Pioneered on mainframe computers in the late 1960s, virtualisation promises
to dramatically increase server utilisation rates by allowing a single physical
server to act as multiple standalone units.
Current utilisation rates for x86 servers average around 10 to 15 per cent.
Virtualisation can boost these figure to as much as 80 per cent.
The virtualisation market is expected to grow as AMD's and Intel's current
processors feature accelerators that cut back on overhead, narrowing the
performance gap between a regular and a virtualised system.

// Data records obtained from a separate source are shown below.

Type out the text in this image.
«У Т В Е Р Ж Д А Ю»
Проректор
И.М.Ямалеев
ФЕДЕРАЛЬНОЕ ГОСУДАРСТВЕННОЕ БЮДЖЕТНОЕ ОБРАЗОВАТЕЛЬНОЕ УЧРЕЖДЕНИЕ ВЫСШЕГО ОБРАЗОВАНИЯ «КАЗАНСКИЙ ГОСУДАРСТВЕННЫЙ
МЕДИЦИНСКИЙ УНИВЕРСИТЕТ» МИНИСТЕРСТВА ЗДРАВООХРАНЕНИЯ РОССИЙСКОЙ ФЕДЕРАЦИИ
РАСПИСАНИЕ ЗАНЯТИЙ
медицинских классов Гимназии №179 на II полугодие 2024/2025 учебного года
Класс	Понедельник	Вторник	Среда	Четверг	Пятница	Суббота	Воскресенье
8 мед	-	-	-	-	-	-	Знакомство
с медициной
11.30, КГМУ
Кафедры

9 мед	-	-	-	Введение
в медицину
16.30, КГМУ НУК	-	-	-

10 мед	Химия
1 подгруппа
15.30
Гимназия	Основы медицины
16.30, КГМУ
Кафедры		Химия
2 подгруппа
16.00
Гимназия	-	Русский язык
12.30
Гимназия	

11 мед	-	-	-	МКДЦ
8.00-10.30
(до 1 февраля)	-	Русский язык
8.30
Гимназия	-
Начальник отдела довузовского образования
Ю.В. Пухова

Additional performance gains are delivered by the introduction of bare metal
hypervisor technology, where the virtualisation technology runs directly on the
hardware.
The technology is faster than software based virtualisation, where the
software runs as a regular application inside a computer's main operating
system.
VMware offers both virtualisation technologies. Most of its competitors,
including
Microsoft
and
Parallels,
rely on software-based virtualisation.
The open source Xen technology also runs a bare metal hypervisor. Although
Xen is supported by
XenSource,
Red Hat
and Novell,
the technology is trailing behind VMware's.
VMware is a subsidiary of storage vendor
EMC, which
continues to hold a controlling stake of nearly 90 per cent of VMware stock.
Intel and
Cisco
purchased stakes in VMware in the month before the IPO.